31/10/2012

DAI CECCHINI AI LAMPONI, LE GUERRE BALCANICHE 20 ANNI DOPO

Da venerdì 2 novembre si può visitare in Municipio l'esposizione “Balcani, vent'anni dopo. 1991-2011”, l'ex Jugoslavia in 25 scatti del fotografo Livio Senigalliesi

Le macerie della biblioteca di Sarajevo distrutta dalle fiamme, gli incroci della capitale bosniaca battuti dai cecchini, la fine dell'assedio dopo gli accordi di Dayton, ma anche il primo tuffo dal ponte di Mostar ricostruito, e le operaie nella cooperativa agricola di Bratunac, dove donne serbe e bosniache, dopo anni di conflitto, raccolgono di nuovo i lamponi lavorando fianco a fianco dopo anni di conflitto. Sono alcune delle 25 storie raccolte dal fotografo Livio Senigalliesi, in altrettante immagini che da venerdì 2 novembre sono in mostra nella Sala dei Passi perduti del Municipio in piazza Grande. L'esposizione, prodotta dall'Osservatorio Balcani e Caucaso assieme all'associazione Ambasciata della democrazia locale a Zavidović, si intitola “Balcani, vent'anni dopo. 1991-2011” e si potrà visitare gratuitamente fino a lunedì 12 novembre (dalle 9 alle 19 dal lunedì al sabato, dalle 9,30 alle 12,30 la domenica).

Lunedì 5 novembre alle 20 la sala di Rappresentanza del Municipio ospiterà inoltre la proiezione del video-reportage “La strada del ritorno”, alla presenza del giornalista Andrea Rossini, dell'Osservatorio Balcani e Caucaso, e di Agostino Zanotti, presidente dell'associazione Ambasciata Locale a Zavidovici. L'evento è promosso dall’associazione Going to Europe in collaborazione con l’assessorato alla Cooperazione internazionale del Comune di Modena.
Le foto di Senigalliesi raccontano venti anni di conflitti, la tragedia che ha portato alla dissoluzione della Jugoslavia, ma anche episodi di resistenza, ricostruzione, voglia di sanare le ferite. I primi fuochi a Plitvice, il dramma di Vukovar.
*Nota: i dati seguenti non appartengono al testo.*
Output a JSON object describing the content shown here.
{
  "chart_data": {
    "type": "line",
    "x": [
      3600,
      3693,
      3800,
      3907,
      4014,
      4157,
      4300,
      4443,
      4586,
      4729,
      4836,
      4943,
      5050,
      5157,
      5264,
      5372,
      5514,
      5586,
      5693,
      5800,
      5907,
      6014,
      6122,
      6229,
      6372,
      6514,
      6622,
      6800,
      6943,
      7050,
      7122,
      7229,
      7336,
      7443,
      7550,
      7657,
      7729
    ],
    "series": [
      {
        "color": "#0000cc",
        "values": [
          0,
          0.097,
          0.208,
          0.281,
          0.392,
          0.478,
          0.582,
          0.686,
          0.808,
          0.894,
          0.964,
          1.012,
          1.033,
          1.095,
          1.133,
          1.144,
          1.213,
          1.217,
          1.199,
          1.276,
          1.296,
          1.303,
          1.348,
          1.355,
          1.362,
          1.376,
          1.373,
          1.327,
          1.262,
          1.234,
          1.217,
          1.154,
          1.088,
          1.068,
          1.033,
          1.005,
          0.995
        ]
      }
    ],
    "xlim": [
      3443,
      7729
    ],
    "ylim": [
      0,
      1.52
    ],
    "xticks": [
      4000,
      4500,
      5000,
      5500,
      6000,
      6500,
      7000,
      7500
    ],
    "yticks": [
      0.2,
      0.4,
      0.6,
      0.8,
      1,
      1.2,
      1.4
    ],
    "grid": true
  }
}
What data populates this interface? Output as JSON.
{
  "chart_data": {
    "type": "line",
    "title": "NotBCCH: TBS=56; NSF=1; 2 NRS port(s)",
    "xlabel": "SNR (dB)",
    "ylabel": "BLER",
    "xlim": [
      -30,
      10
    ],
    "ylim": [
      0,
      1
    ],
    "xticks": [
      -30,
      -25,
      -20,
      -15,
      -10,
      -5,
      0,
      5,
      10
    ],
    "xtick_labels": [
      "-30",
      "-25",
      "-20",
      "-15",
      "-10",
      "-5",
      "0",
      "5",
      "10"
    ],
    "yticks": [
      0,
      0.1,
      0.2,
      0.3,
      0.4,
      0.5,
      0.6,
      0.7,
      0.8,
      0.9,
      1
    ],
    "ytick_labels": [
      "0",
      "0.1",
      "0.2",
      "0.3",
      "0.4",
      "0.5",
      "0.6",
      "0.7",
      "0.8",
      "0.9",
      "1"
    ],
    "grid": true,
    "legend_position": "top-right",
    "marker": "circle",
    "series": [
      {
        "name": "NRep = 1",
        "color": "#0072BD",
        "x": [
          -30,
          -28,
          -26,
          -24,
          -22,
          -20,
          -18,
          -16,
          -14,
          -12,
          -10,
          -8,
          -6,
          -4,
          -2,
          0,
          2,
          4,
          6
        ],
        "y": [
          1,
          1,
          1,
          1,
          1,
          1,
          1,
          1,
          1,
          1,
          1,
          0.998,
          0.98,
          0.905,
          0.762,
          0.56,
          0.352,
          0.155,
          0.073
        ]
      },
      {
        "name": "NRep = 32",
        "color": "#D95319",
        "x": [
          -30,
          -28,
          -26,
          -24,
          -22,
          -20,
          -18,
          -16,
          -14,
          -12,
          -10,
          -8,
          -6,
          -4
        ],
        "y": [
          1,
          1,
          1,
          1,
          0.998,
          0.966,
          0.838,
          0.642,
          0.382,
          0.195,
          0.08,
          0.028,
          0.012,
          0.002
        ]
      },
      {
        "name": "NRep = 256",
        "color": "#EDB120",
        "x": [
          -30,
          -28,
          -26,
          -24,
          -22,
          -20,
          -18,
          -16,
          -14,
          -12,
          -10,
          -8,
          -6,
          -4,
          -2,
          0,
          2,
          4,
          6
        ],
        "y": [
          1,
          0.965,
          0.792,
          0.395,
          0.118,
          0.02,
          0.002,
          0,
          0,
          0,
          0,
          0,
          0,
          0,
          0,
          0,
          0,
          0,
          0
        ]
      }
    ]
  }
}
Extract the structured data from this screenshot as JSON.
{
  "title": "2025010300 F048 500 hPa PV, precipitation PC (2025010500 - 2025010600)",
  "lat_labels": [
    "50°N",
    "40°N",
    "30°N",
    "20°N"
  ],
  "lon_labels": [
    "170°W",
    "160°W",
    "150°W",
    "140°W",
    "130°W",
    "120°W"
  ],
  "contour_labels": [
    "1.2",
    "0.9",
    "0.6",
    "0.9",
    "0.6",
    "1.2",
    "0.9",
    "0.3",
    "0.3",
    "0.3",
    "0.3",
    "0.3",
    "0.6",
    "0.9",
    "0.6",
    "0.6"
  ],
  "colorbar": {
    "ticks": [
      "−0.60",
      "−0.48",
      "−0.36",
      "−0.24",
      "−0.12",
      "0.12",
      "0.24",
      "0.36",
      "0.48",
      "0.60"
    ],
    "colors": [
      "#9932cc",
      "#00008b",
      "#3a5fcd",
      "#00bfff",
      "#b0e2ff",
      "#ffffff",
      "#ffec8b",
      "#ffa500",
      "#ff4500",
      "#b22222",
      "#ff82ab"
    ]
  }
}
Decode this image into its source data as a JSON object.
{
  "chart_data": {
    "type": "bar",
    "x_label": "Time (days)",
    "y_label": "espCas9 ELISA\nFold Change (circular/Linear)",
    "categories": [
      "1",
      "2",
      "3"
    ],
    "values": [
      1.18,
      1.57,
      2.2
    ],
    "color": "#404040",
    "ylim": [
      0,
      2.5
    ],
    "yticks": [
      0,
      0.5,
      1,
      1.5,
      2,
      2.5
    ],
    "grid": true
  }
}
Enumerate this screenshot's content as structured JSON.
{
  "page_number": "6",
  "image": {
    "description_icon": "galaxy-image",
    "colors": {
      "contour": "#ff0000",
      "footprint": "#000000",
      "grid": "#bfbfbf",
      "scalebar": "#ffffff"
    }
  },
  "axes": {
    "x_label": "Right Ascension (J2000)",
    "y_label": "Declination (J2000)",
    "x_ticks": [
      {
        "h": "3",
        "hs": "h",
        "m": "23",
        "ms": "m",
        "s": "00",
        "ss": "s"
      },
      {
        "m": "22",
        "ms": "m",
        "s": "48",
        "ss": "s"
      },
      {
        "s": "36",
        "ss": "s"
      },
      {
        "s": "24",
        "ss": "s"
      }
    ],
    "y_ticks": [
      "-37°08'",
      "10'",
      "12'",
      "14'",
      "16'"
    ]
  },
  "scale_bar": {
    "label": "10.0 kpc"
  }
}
E poi l'assedio infinito di Sarajevo, Mostar, col crollo del ponte e l'incrinarsi dei secolari rapporti di tolleranza, il dramma della Kraijna durante l'operazione “Tempesta”. Quando il dramma si sposta in Kosovo, Senigalliesi è uno dei primi fotoreporter ad arrivare, e uno di quelli che decidono di restare più a lungo, anche quando i racconti balcanici non sono più sulle prime pagine dei giornali. La Jugoslavia ritratta da Senigalliesi non è solo guerra e divisione, dolore e perdita, ma anche piccole storie di quotidiana resistenza alla violenza, di muta e testarda voglia di non perdere la propria umanità, di difficili percorsi di dignità e voglia di futuro.
Livio Senigalliesi ha lavorato nelle principali aree di conflitto del mondo e i suoi scatti gli sono valsi premi come il “Fuji Film Euro Press Photo Award” nel 1997, il "World Health Organization Photo Award" nel 2004 per un reportage sulla lebbra in India, il premio “Eugenio Montale”, categoria fotogiornalismo, nel 2010. Nella sua lunga carriera, Senigalliesi ha raccontato i fronti caldi di mezzo pianeta, dal Medio-Oriente al Kurdistan, da Berlino a Mosca, passando per Afghanistan, Iraq, Mozambico, Sudan, Congo, Ruanda, Caucaso. La “guerra in casa” dall'altra parte dell'Adriatico, nella Jugoslavia che implode proprio mentre il Vecchio continente sogna la riunificazione politica al crollo della Cortina di ferro, è uno dei suoi lavori più importanti: un percorso non solo professionale, ma anche umano e personale, che lo porta a raccontare storie e destini oltre le categorie e i pregiudizi, i falsi miti dei “buoni e cattivi”, scavalcando i muri dell'odio e della propaganda.